Warum anmelden? – Sobald eine Schutzgebühr, Vermittlungsgebühr oder sonstige Einnahmen erfolgen, handelt es sich um eine gewerbliche Tätigkeit. Um nicht den Verdacht zu geraten, Steuerhinterziehung zu betreiben, empfiehlt es sich von Anfang an Gewerbe anzumelden. So können im Rahmen einer Steuererklärung alle Einnahmen und Ausgaben (Futter, Zubehör, Einstreu, Tierarzt, Benzingeld zum Tierarzt und zum Futter kaufen) angegeben werden. Wahrscheinlich gibt es keine (gute) Notstation die dauerhaft schwarze Zahlen schreibt – eine Steuernachzahlung hat man demnach nicht zu befürchten und kann somit direkt „legal“ arbeiten.

„Ich vermittele gerettete Tiere und habe keine Genehmigung, was kann nun passieren?“

Wo kein Kläger, da rein Richter.

Solange es zu keiner Anzeige kommt, wird mit hoher Wahrscheinlichkeit gar nichts passieren. Sollte es jedoch zu einer Anzeige kommen, so raten wir dir zur sofortigen Einstellung deiner Tätigkeit.

Wer sich dennoch „legal“ weiterhin im Tierschutz engagieren möchte kann sich beispielsweise an das örtliche Tierheim wenden oder sich als Pflegestelle bei einem Tierschutzverein engagieren.

„Ein Tier benötigt dringend Hilfe, was soll ich nun tun?“

Wir haben im Sommer vor ein paar Jahren das süße Löwenköpfchen Karlchen auf einem Balkon mit Südausrichtung in der Nachbarschaft entdeckt.
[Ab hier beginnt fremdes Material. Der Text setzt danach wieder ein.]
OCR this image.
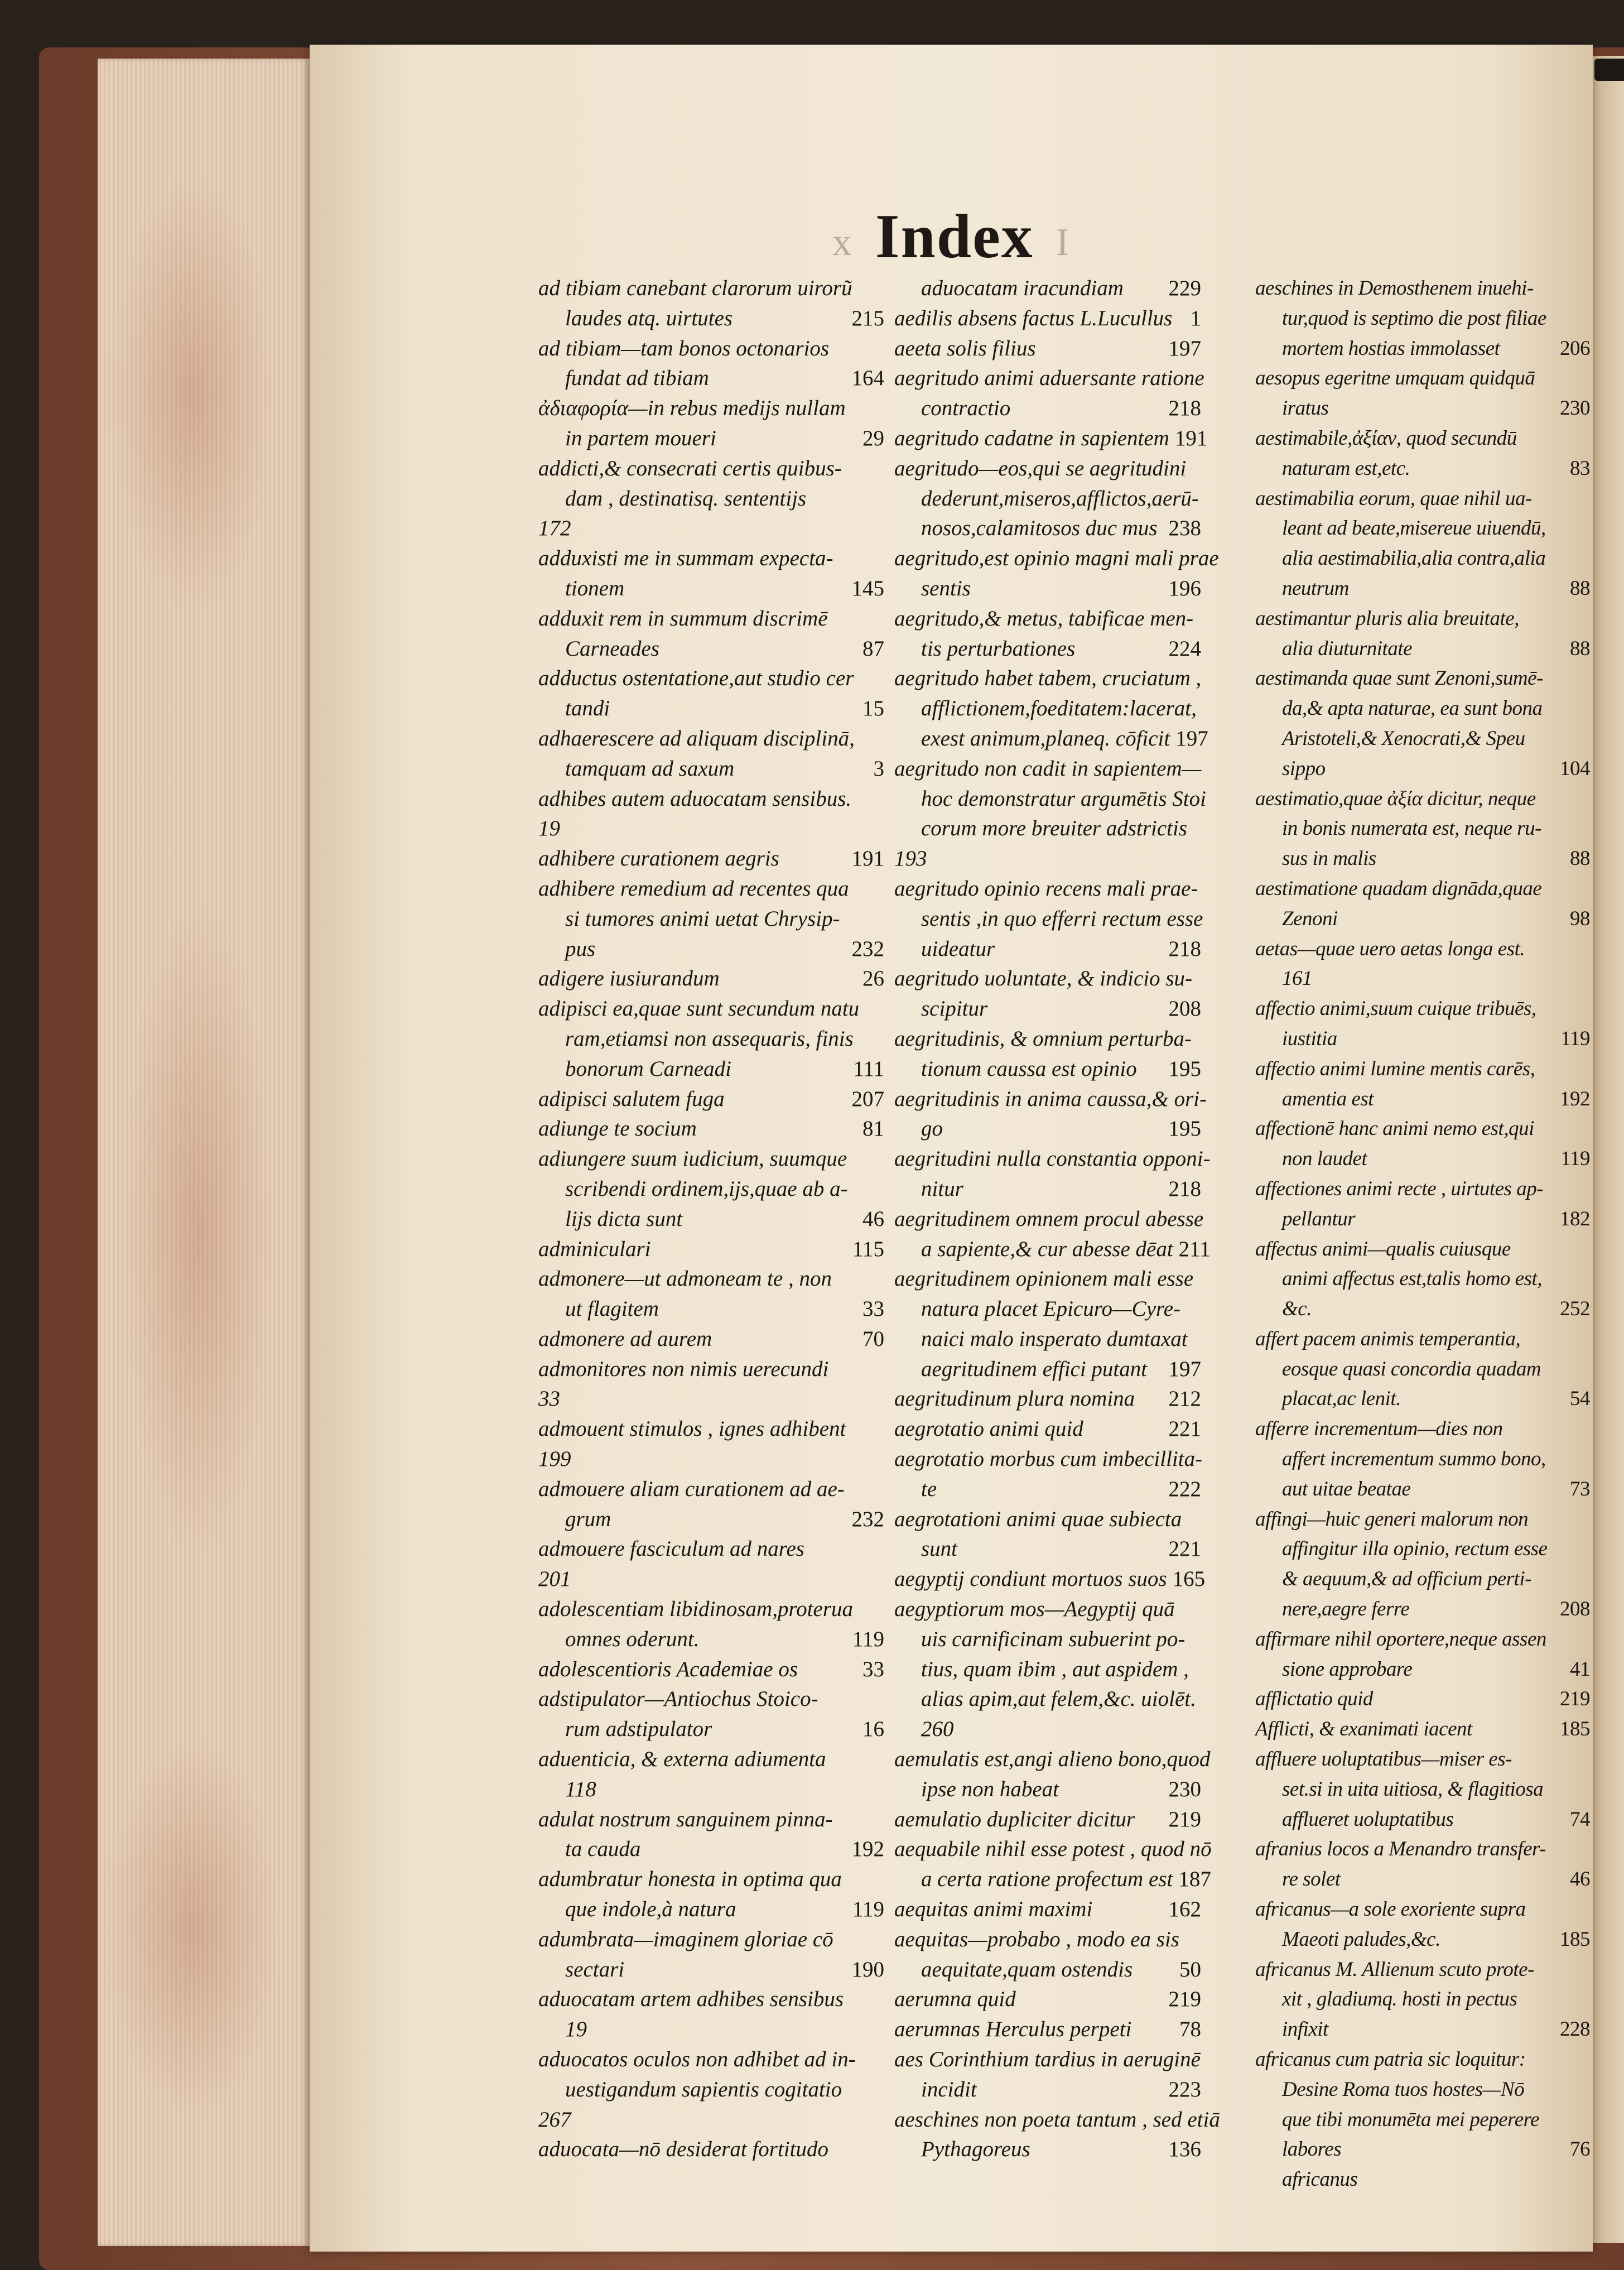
x Index I
ad tibiam canebant clarorum uirorũ
laudes atq. uirtutes	215
ad tibiam—tam bonos octonarios
fundat ad tibiam	164
ἀδιαφορία—in rebus medijs nullam
in partem moueri	29
addicti,& consecrati certis quibus-
dam , destinatisq. sententijs
172
adduxisti me in summam expecta-
tionem	145
adduxit rem in summum discrimē
Carneades	87
adductus ostentatione,aut studio cer
tandi	15
adhaerescere ad aliquam disciplinā,
tamquam ad saxum	3
adhibes autem aduocatam sensibus.
19
adhibere curationem aegris	191
adhibere remedium ad recentes qua
si tumores animi uetat Chrysip-
pus	232
adigere iusiurandum	26
adipisci ea,quae sunt secundum natu
ram,etiamsi non assequaris, finis
bonorum Carneadi	111
adipisci salutem fuga	207
adiunge te socium	81
adiungere suum iudicium, suumque
scribendi ordinem,ijs,quae ab a-
lijs dicta sunt	46
adminiculari	115
admonere—ut admoneam te , non
ut flagitem	33
admonere ad aurem	70
admonitores non nimis uerecundi
33
admouent stimulos , ignes adhibent
199
admouere aliam curationem ad ae-
grum	232
admouere fasciculum ad nares
201
adolescentiam libidinosam,proterua
omnes oderunt.	119
adolescentioris Academiae os	33
adstipulator—Antiochus Stoico-
rum adstipulator	16
aduenticia, & externa adiumenta
118
adulat nostrum sanguinem pinna-
ta cauda	192
adumbratur honesta in optima qua
que indole,à natura	119
adumbrata—imaginem gloriae cō
sectari	190
aduocatam artem adhibes sensibus
19
aduocatos oculos non adhibet ad in-
uestigandum sapientis cogitatio
267
aduocata—nō desiderat fortitudo
aduocatam iracundiam 229
aedilis absens factus L.Lucullus 1
aeeta solis filius	197
aegritudo animi aduersante ratione
contractio	218
aegritudo cadatne in sapientem 191
aegritudo—eos,qui se aegritudini
dederunt,miseros,afflictos,aerū-
nosos,calamitosos duc mus 238
aegritudo,est opinio magni mali prae
sentis	196
aegritudo,& metus, tabificae men-
tis perturbationes	224
aegritudo habet tabem, cruciatum ,
afflictionem,foeditatem:lacerat,
exest animum,planeq. cōficit 197
aegritudo non cadit in sapientem—
hoc demonstratur argumētis Stoi
corum more breuiter adstrictis
193
aegritudo opinio recens mali prae-
sentis ,in quo efferri rectum esse
uideatur	218
aegritudo uoluntate, & indicio su-
scipitur	208
aegritudinis, & omnium perturba-
tionum caussa est opinio 195
aegritudinis in anima caussa,& ori-
go	195
aegritudini nulla constantia opponi-
nitur	218
aegritudinem omnem procul abesse
a sapiente,& cur abesse dēat 211
aegritudinem opinionem mali esse
natura placet Epicuro—Cyre-
naici malo insperato dumtaxat
aegritudinem effici putant 197
aegritudinum plura nomina 212
aegrotatio animi quid	221
aegrotatio morbus cum imbecillita-
te	222
aegrotationi animi quae subiecta
sunt	221
aegyptij condiunt mortuos suos 165
aegyptiorum mos—Aegyptij quā
uis carnificinam subuerint po-
tius, quam ibim , aut aspidem ,
alias apim,aut felem,&c. uiolēt.
260
aemulatis est,angi alieno bono,quod
ipse non habeat	230
aemulatio dupliciter dicitur 219
aequabile nihil esse potest , quod nō
a certa ratione profectum est 187
aequitas animi maximi	162
aequitas—probabo , modo ea sis
aequitate,quam ostendis 50
aerumna quid	219
aerumnas Herculus perpeti 78
aes Corinthium tardius in aeruginē
incidit	223
aeschines non poeta tantum , sed etiā
Pythagoreus	136
aeschines in Demosthenem inuehi-
tur,quod is septimo die post filiae
mortem hostias immolasset	206
aesopus egeritne umquam quidquā
iratus	230
aestimabile,ἀξίαν, quod secundū
naturam est,etc.	83
aestimabilia eorum, quae nihil ua-
leant ad beate,misereue uiuendū,
alia aestimabilia,alia contra,alia
neutrum	88
aestimantur pluris alia breuitate,
alia diuturnitate	88
aestimanda quae sunt Zenoni,sumē-
da,& apta naturae, ea sunt bona
Aristoteli,& Xenocrati,& Speu
sippo	104
aestimatio,quae ἀξία dicitur, neque
in bonis numerata est, neque ru-
sus in malis	88
aestimatione quadam dignāda,quae
Zenoni	98
aetas—quae uero aetas longa est.
161
affectio animi,suum cuique tribuēs,
iustitia	119
affectio animi lumine mentis carēs,
amentia est	192
affectionē hanc animi nemo est,qui
non laudet	119
affectiones animi recte , uirtutes ap-
pellantur	182
affectus animi—qualis cuiusque
animi affectus est,talis homo est,
&c.	252
affert pacem animis temperantia,
eosque quasi concordia quadam
placat,ac lenit.	54
afferre incrementum—dies non
affert incrementum summo bono,
aut uitae beatae	73
affingi—huic generi malorum non
affingitur illa opinio, rectum esse
& aequum,& ad officium perti-
nere,aegre ferre	208
affirmare nihil oportere,neque assen
sione approbare	41
afflictatio quid	219
Afflicti, & exanimati iacent	185
affluere uoluptatibus—miser es-
set.si in uita uitiosa, & flagitiosa
afflueret uoluptatibus	74
afranius locos a Menandro transfer-
re solet	46
africanus—a sole exoriente supra
Maeoti paludes,&c.	185
africanus M. Allienum scuto prote-
xit , gladiumq. hosti in pectus
infixit	228
africanus cum patria sic loquitur:
Desine Roma tuos hostes—Nō
que tibi monumēta mei peperere
labores	76
africanus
Karlchen hätte den Sommer ohne Hilfe nicht überlebt, es gab keinen Schattenplatz für ihn. In solchen Fällen lohnt es sich, das Veterinäramt zu kontaktiere. Karlchen musste abgegeben werden. Das Gerücht, dass die Veterinärämter „nichts tun“ können wir nicht bestätigen. Oft genügt schon ein Anruf!

Unsere Meinung zu §11 TierSchG und dessen Umsetzung für Notstationen und Tierbetreuung:

Prinzipiell finden wir es gut, dass sich viele Menschen für hilfsbedüftige Kleinsäuger einsetzen – ganz gleich, ob mit oder ohne eine vorliegende Genehmigung durch das örtliche Veterinäramt. Wir finden es jedoch auch gut, dass es eben aufgrund der Regularien im Tierschutzgesetz sehr einfach möglich ist, die schwarzen Schafe unter den Notstationen „dicht zu machen“. Wenn man sich ein wenig in den einschlägigen Facebook-Gruppen, auf Instagram und ebay-Kleinanzeigen umschaut, wird man innerhalb kurzer Zeit Dutzende Menschen ausfindig machen können, welche sogenannte „Notstationen“ und „Ferienbetreuung“ anbieten. Selbst ernannte Notstationen, welche keine finanziellen Mittel für Kastrationen und Impfungen der Tiere haben, sollten unserer Meinung nach ihre „Arbeit“ einstellen – kein Tier sollte vom Regen in die Traufe kommen. Immer wieder ließt man von Seuchenausbrüchen aufgrund fehlender Impfungen, so etwas muss einfach nicht sein.

Auch die vor allem in den Sommermonaten plötzlich überall angebotene Urlaubsbetreuung beurteilen wir kritisch. Um Urlaubsbetreuung anbieten zu dürfen mussten wir alle hier beschriebenen Schritte durchführen. Der Ablauf für die Genehmigung einer Tierbetreuung entspricht der Genehmigung einer Tiervermittlung. Die Genehmigung ist kostspielig, regelmäßige Kontrollen durch das Veterinäramt werden in Rechnung gestellt und zudem wird die Betreuung versteuert. Wer ohne Genehmigung Betreuung von Tieren anbietet macht sich strafbar. Es drohen Anzeigen nach dem Tierschutzgesetz sowie empfindliche Bußgelder aufgrund des Steuerhinterzugs. Immer wieder wird insbesondere von Kindern in den Sommerferien Tierbetreuung angeboten. Wie ein Kind die Verantwortung für ein fremdes Tier übernehmen soll ist uns nicht klar – am Ende haften die Eltern. Tierbesitzer sollten sich daher vor einem Urlaub genau vergewissern wo und von wem die Tiere versorgt werden.